Proleukin helped establish the potency of IL-2, but also comes with a toxic profile that severely limits its use. Versant managing director Alex Mayweg and CEO Sef Kurstjens, the former CMO at Astellas, believe Bode’s approach gives them the tools to make it work right — in ways that Nektar’s controversial shot at the title fails at.
“I thought this was really disruptive,” enthuses Mayweg. “Chemists have become increasingly biologic, engineers more molecular.”
Over the past 2 years the team at Bright Peak has been working their way through an advanced preclinical program, Kurstjens tells me, that will be capped in a couple of weeks with non-human primate data. And he expects to be in the clinic next summer to start a rapid fire development program aimed at demonstrating its use both as a monotherapy as well as in combinations.
Significantly, he says, “IL-2 expands patient responsiveness for PD-L1 negative” tumors, opening up a major market opportunity — if it all works in humans.
This is how the company details its work.

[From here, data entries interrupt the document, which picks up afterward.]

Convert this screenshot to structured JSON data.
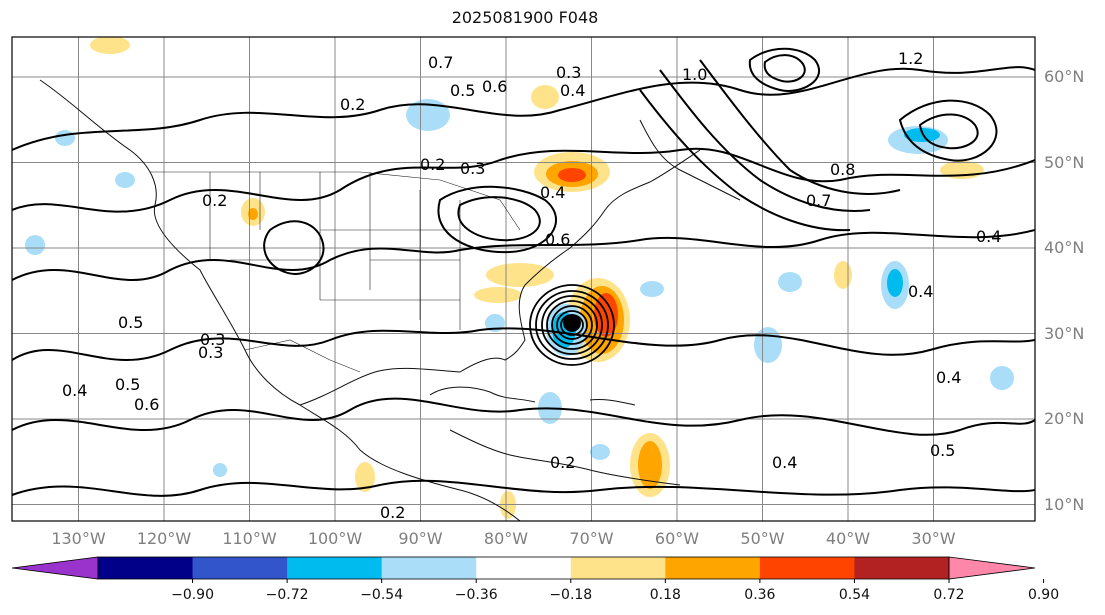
{
  "title": "2025081900 F048",
  "map": {
    "lat_labels": [
      {
        "text": "60°N",
        "lat": 60
      },
      {
        "text": "50°N",
        "lat": 50
      },
      {
        "text": "40°N",
        "lat": 40
      },
      {
        "text": "30°N",
        "lat": 30
      },
      {
        "text": "20°N",
        "lat": 20
      },
      {
        "text": "10°N",
        "lat": 10
      }
    ],
    "lon_labels": [
      {
        "text": "130°W",
        "lon": -130
      },
      {
        "text": "120°W",
        "lon": -120
      },
      {
        "text": "110°W",
        "lon": -110
      },
      {
        "text": "100°W",
        "lon": -100
      },
      {
        "text": "90°W",
        "lon": -90
      },
      {
        "text": "80°W",
        "lon": -80
      },
      {
        "text": "70°W",
        "lon": -70
      },
      {
        "text": "60°W",
        "lon": -60
      },
      {
        "text": "50°W",
        "lon": -50
      },
      {
        "text": "40°W",
        "lon": -40
      },
      {
        "text": "30°W",
        "lon": -30
      }
    ],
    "contour_labels": [
      "0.7",
      "0.5",
      "0.6",
      "0.3",
      "0.4",
      "1.0",
      "1.2",
      "0.2",
      "0.3",
      "0.4",
      "0.8",
      "0.7",
      "0.4",
      "0.5",
      "0.4",
      "0.3",
      "0.2",
      "0.6",
      "0.5",
      "0.4",
      "0.2",
      "0.2",
      "0.4",
      "0.5",
      "0.6",
      "0.4",
      "0.3",
      "0.2"
    ]
  },
  "colorbar": {
    "ticks": [
      "−0.90",
      "−0.72",
      "−0.54",
      "−0.36",
      "−0.18",
      "0.18",
      "0.36",
      "0.54",
      "0.72",
      "0.90"
    ],
    "low_extend_color": "#9933cc",
    "high_extend_color": "#ff88aa",
    "colors": [
      "#9933cc",
      "#000088",
      "#3355cc",
      "#00bbee",
      "#aaddf8",
      "#ffffff",
      "#ffe38a",
      "#ffa500",
      "#ff4400",
      "#b22222",
      "#ff88aa"
    ]
  }
}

Bright Peak made three modifications to its IL-2 molecule. The first was to completely block the cytokine’s ability to engage the CD25 receptor on regulatory T cells, which dramatically shifted the balance of activity towards effector T cells and eliminated vascular toxicities. The second was to enhance potency on the beta/gamma receptors, which augmented the desired effects on CD8 T cell and NK proliferation. Finally, the molecule’s half-life was significantly extended through site-specific modifications.
And they have their sights set on two other programs for IL-18 and IL-7.